E che nelle stanze che contano lo abbiano capito e usino la solita retorica antifascista come cortina fumogena, ce lo dicono queste parole: «Il rafforzamento dell’estrema destra è un segnale negativo per l’Italia. Questo è un partito anti-italiano, anti-Mediterraneo, che ci considera quasi degli esseri inferiori. Mi auguro che finalmente la politica veda una presenza dell’Italia più forte, perché il risultato tedesco impone all’Italia di essere protagonista per avere un’Europa bilanciata, un’Europa che guardi al futuro». Chi le ha pronunciate, non più tardi di ieri mattina? Antonio Tajani, italianissimo presidente del Parlamento europeo. Siamo alla versione istituzionale di pizza e mandolino, come vedete, ma di fondo c’è il grande timore, quello di cui vi parlo da mesi: la fine della ricreazione per i cosiddetti Paesi del Club Med, il ritorno in grande stile della Germania nella richiesta di rigore e fine della flessibilità e degli aiuti. E se questa ipotesi era già in agenda anche con una prosecuzione della Grosse Koalition, pensate ora se dovesse davvero nascere un governo Cdu-Liberali: Antonio Tajani, da politico scaltro e uomo intelligente, non ha potuto dirlo chiaro e tondo, visto il ruolo istituzionale e super-partes, ma ha parlato a nuora perché suocera intenda. 

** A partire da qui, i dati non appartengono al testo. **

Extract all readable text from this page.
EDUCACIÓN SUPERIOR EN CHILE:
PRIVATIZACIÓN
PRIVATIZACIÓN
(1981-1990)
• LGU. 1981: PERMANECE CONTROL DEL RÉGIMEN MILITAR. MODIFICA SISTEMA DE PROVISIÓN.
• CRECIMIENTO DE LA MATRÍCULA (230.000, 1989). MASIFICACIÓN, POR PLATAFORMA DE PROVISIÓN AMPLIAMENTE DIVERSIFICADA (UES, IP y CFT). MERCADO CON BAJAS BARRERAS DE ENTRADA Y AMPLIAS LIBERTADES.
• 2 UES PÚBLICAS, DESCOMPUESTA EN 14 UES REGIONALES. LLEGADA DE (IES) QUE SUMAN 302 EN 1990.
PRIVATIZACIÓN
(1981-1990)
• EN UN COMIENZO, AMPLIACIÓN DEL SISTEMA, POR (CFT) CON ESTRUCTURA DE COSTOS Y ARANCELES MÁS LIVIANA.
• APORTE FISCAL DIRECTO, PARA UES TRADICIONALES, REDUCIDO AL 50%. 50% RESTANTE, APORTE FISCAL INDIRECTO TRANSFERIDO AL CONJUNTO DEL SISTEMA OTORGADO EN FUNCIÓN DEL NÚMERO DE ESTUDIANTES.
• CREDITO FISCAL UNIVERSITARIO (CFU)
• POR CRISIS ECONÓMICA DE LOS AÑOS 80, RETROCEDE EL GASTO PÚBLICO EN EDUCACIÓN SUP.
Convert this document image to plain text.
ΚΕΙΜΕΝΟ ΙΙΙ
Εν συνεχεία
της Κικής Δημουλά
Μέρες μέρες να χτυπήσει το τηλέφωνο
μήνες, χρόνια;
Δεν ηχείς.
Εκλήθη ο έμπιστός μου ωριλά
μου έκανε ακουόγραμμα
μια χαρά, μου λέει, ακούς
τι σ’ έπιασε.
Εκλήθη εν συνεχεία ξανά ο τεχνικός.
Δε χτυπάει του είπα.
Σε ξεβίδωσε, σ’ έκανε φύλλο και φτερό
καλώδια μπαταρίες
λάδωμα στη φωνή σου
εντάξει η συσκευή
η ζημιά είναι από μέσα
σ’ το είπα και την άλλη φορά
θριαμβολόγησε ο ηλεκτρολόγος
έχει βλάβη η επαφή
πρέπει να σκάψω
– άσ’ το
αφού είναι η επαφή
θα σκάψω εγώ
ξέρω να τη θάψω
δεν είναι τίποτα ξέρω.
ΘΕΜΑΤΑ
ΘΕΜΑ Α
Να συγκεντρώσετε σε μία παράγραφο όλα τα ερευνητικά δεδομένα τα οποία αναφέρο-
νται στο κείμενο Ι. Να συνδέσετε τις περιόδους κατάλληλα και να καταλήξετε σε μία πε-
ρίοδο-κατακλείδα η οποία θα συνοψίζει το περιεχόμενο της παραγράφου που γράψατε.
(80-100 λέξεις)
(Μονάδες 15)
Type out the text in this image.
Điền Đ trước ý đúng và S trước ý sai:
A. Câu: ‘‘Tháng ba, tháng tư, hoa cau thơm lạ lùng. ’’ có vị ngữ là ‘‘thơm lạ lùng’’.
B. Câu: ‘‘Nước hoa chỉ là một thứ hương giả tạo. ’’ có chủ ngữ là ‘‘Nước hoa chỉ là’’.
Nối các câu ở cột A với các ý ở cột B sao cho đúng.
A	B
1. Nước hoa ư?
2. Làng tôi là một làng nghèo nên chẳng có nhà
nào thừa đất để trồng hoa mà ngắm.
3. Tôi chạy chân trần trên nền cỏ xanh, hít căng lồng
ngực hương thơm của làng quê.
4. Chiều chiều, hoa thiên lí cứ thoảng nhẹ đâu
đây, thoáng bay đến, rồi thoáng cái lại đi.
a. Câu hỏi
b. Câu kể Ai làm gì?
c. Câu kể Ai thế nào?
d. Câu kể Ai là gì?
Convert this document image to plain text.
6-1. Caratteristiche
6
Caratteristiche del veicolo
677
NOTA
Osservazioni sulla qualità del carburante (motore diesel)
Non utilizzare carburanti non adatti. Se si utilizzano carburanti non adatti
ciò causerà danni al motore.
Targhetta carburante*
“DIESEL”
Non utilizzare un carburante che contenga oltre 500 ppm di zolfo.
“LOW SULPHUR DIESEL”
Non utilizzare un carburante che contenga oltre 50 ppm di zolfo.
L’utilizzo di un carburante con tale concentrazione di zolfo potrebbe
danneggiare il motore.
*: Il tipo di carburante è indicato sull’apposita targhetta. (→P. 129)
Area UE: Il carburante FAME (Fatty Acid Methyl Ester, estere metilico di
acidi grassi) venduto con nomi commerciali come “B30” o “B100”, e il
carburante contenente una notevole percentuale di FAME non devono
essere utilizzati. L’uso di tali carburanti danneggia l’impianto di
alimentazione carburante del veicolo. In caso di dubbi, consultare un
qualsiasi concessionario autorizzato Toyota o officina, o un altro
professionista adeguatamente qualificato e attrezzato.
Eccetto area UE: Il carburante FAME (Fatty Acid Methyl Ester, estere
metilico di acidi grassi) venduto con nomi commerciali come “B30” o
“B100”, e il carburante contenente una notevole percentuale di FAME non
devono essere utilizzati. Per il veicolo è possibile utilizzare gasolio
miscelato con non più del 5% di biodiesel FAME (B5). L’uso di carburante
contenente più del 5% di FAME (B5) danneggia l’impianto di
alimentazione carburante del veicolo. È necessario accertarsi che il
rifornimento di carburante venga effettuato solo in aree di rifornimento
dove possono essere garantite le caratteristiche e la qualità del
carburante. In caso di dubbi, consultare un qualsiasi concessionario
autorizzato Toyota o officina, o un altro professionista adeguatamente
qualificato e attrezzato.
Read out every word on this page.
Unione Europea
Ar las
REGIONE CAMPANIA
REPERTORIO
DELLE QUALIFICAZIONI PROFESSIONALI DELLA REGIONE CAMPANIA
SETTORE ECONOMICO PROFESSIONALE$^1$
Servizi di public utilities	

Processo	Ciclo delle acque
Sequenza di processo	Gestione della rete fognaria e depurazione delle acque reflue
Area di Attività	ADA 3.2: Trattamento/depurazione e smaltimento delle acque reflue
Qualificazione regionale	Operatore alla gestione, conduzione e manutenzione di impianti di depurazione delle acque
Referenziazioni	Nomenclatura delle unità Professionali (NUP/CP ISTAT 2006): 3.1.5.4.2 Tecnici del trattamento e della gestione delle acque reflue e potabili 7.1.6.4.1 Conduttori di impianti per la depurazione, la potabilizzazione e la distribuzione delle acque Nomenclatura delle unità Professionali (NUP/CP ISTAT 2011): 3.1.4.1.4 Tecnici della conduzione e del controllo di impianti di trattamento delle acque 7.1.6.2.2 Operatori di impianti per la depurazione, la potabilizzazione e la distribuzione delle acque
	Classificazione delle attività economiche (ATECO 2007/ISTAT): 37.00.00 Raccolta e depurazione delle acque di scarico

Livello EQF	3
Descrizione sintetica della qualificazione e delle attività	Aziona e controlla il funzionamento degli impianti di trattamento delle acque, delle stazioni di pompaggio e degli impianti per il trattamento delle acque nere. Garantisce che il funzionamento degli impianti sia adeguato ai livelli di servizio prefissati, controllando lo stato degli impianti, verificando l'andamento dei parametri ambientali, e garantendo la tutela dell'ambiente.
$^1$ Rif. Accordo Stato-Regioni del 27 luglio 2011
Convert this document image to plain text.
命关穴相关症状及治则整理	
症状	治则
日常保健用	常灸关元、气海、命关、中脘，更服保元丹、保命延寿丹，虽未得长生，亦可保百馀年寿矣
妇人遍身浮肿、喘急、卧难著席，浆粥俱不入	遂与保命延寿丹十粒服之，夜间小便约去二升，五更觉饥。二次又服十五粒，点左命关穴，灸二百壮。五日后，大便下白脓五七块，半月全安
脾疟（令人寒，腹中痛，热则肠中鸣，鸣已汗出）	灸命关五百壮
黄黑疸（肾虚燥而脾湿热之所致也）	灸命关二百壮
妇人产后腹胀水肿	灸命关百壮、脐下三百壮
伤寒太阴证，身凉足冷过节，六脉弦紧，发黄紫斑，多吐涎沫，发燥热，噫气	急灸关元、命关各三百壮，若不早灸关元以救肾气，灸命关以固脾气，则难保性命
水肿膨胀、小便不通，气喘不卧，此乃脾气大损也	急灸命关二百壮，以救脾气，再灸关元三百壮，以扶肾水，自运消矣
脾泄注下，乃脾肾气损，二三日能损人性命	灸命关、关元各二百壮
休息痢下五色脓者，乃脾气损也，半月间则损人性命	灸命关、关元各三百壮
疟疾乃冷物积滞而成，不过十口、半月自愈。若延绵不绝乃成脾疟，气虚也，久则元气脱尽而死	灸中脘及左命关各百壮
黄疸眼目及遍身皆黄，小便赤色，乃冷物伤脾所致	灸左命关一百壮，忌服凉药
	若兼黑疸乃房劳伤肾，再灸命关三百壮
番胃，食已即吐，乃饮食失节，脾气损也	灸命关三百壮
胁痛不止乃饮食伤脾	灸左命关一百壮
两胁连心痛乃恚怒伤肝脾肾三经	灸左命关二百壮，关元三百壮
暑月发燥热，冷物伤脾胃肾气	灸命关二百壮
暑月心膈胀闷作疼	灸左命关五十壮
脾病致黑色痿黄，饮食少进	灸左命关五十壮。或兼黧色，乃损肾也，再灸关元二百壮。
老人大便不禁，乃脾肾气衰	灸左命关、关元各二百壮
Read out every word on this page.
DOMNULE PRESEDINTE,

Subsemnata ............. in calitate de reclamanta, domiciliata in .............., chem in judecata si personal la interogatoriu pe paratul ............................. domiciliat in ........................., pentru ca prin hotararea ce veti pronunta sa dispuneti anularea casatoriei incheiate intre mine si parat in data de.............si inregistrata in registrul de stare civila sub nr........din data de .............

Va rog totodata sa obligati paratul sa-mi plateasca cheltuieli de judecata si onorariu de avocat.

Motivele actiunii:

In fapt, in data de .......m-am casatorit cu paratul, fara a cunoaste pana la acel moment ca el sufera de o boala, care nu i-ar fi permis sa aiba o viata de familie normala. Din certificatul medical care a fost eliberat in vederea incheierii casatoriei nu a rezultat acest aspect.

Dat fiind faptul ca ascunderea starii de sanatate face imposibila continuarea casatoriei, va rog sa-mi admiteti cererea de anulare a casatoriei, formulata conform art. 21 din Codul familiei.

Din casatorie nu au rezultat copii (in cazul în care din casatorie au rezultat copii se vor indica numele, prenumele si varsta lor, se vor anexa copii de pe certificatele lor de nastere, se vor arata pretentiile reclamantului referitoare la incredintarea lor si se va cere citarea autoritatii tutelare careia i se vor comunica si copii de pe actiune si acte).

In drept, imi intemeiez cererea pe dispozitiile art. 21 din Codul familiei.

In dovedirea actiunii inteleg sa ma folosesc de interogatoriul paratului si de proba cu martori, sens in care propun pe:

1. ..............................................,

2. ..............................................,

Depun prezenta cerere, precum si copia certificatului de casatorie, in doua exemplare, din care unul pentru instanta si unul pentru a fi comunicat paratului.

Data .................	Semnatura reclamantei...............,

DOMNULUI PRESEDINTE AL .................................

Il 26 ottobre la Bce sarà chiamata, per l’ennesima volta, a dire la sua sul ritiro del programma di Qe e, questa volta, le pressioni politiche su Draghi saranno decisamente amplificate, proprio stante l’esito del voto tedesco. E questo grafico ci mostra un qualcosa che dovrebbe farci guardare in casa e recitare il mea culpa, prima di attaccare a colpi di stereotipi i tedeschi, i quali certamente non sono esenti da colpe: attraverso le liabilities del programma Target 2, ci mostra come il Qe della Bce non ha solo sostenuto le nostre banche e le nostre aziende attraverso gli acquisti diretti, ma anche facilitato le fughe di capitali di investitori domestici verso il Nord. Insomma, si scappa prima che la campanella della ricreazione suoni davvero, altro che sentimenti anti-mediterranei. Lasciamo le dotte e inutili disquisizioni sul futuro ideale dell’Europa ai Letta e ai Veltroni di turno, gli stessi che ci parlano dei pericoli xenofobi rappresentati da AfD e pensiamo alle cose serie: i soldi. Perché alla fine, l’economia si basa su quelli. Ma se volete, credete pure alla narrativa dei nuovi nazisti e anche della guerra nucleare coreana.